Cette semaine, Sophie Bramly nous parle des peurs des hommes et de certaines conduites étranges adoptées par certains lorsqu’ils se sentent menacés. Édifiant.
On ne dira jamais assez à quel point les périodes de crise sont défavorables aux femmes. On évoque souvent la précarité des emplois, l’écart des salaires pour ce qui touche à l’emploi, et, concernant la vie privée, la perte de libertés (l’Espagne réfléchit de nouveau à interdire l’avortement, tout comme certains États d’Amérique du Nord, par exemple) on parle moins souvent de l’autre côté de la médaille : les peurs des hommes, lesquelles engendrent ces prises de décisions régressives.

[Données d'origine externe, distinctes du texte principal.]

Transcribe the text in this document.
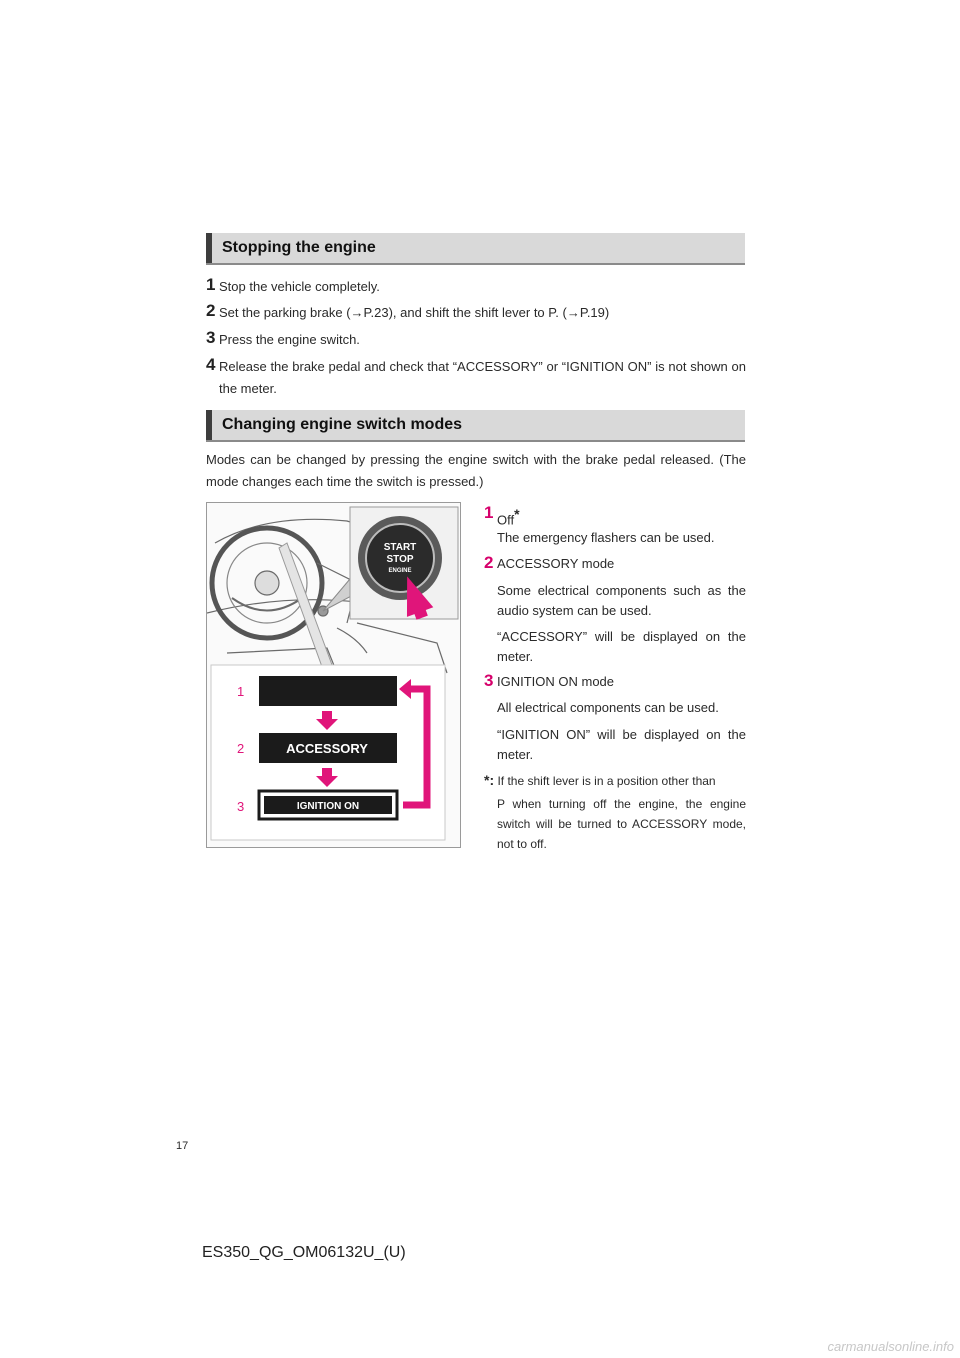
Stopping the engine
1 Stop the vehicle completely.
2 Set the parking brake (→P.23), and shift the shift lever to P. (→P.19)
3 Press the engine switch.
4 Release the brake pedal and check that “ACCESSORY” or “IGNITION ON” is not shown on the meter.
Changing engine switch modes
Modes can be changed by pressing the engine switch with the brake pedal released. (The mode changes each time the switch is pressed.)
START
STOP
ENGINE
ACCESSORY
IGNITION ON
1
2
3
1 Off*
The emergency flashers can be used.
2 ACCESSORY mode
Some electrical components such as the audio system can be used.
“ACCESSORY” will be displayed on the meter.
3 IGNITION ON mode
All electrical components can be used.
“IGNITION ON” will be displayed on the meter.
*: If the shift lever is in a position other than
P when turning off the engine, the engine switch will be turned to ACCESSORY mode, not to off.
17
ES350_QG_OM06132U_(U)
carmanualsonline.info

Deux faits récents peuvent suffire à en faire la démonstration. La quatrième compagnie d’aviation européenne, Turkish Airlines, vient de prendre la décision d’interdire au personnel féminin l’usage de rouges à lèvres et de vernis à ongles dans des tons trop vifs, pour ne pas « gâcher l’intégrité visuelle » (M Magazine du 3 mai dernier).
L’histoire du rouge à lèvres raconte très bien l’ambivalence du regard des hommes sur les femmes. Il a été inventé au Moyen-Orient 3 500 ans avant Jésus-Christ, et la reine sumérienne Schub-ad a été la première à le porter. Cléopâtre avait développé un ton de rouge qui lui était propre.

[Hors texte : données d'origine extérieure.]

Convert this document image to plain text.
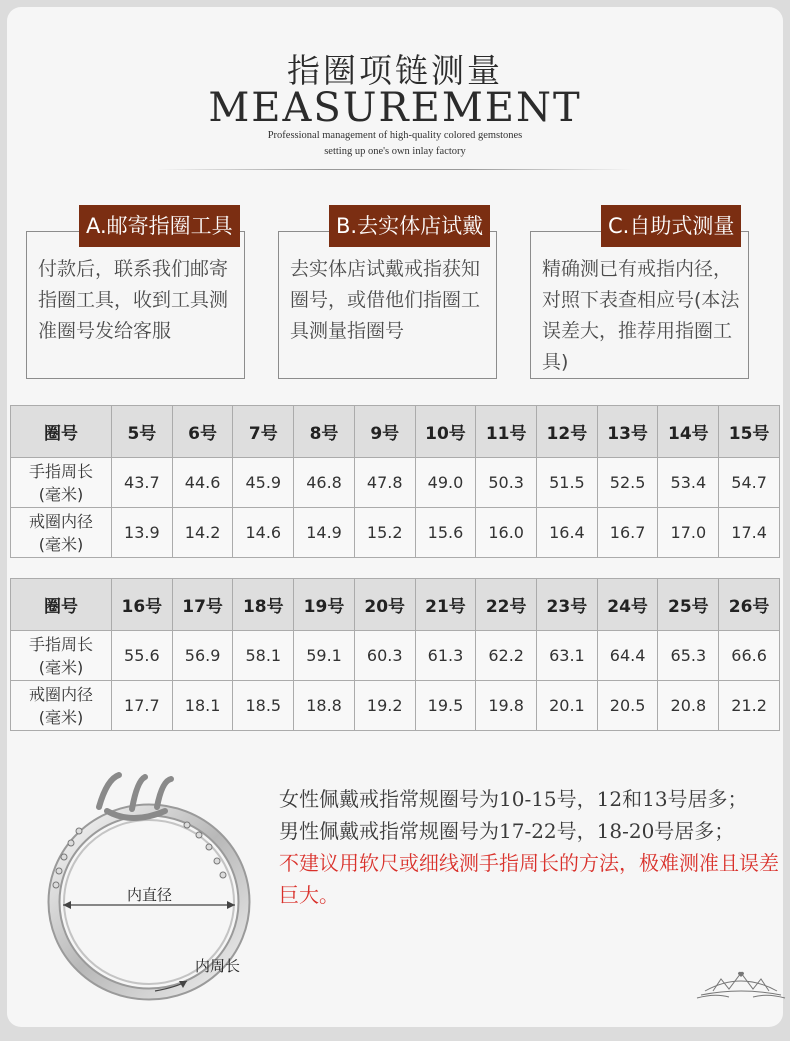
指圈项链测量
MEASUREMENT
Professional management of high-quality colored gemstones
setting up one's own inlay factory
付款后，联系我们邮寄指圈工具，收到工具测准圈号发给客服
去实体店试戴戒指获知圈号，或借他们指圈工具测量指圈号
精确测已有戒指内径，对照下表查相应号(本法误差大，推荐用指圈工具)
A.邮寄指圈工具	B.去实体店试戴	C.自助式测量
圈号	5号	6号	7号	8号	9号	10号	11号	12号	13号	14号	15号
手指周长
(毫米)	43.7	44.6	45.9	46.8	47.8	49.0	50.3	51.5	52.5	53.4	54.7
戒圈内径
(毫米)	13.9	14.2	14.6	14.9	15.2	15.6	16.0	16.4	16.7	17.0	17.4
圈号	16号	17号	18号	19号	20号	21号	22号	23号	24号	25号	26号
手指周长
(毫米)	55.6	56.9	58.1	59.1	60.3	61.3	62.2	63.1	64.4	65.3	66.6
戒圈内径
(毫米)	17.7	18.1	18.5	18.8	19.2	19.5	19.8	20.1	20.5	20.8	21.2
内直径
内周长

女性佩戴戒指常规圈号为10-15号，12和13号居多；

男性佩戴戒指常规圈号为17-22号，18-20号居多；

不建议用软尺或细线测手指周长的方法，极难测准且误差巨大。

L’usage à cette époque était surtout affaire de caste, il était réservé aux hommes et aux femmes de classes sociales aisées, l’élégance voulait que les morts soient enterrés avec les lèvres peintes. Dès la Grèce antique, les modes et opinions ont commencé à diverger, et la période a alterné les usages : il a été tantôt réservé aux prostituées, tantôt aux gens aisés. Certains y ont mis une démesure qui dépasse l’imagination : la femme de Néron avait plus de cent intendants pour veiller à la perfection de la carnation de ses lèvres. Au Moyen-Âge, l’Église associait l’usage du rouge à lèvres au satanisme.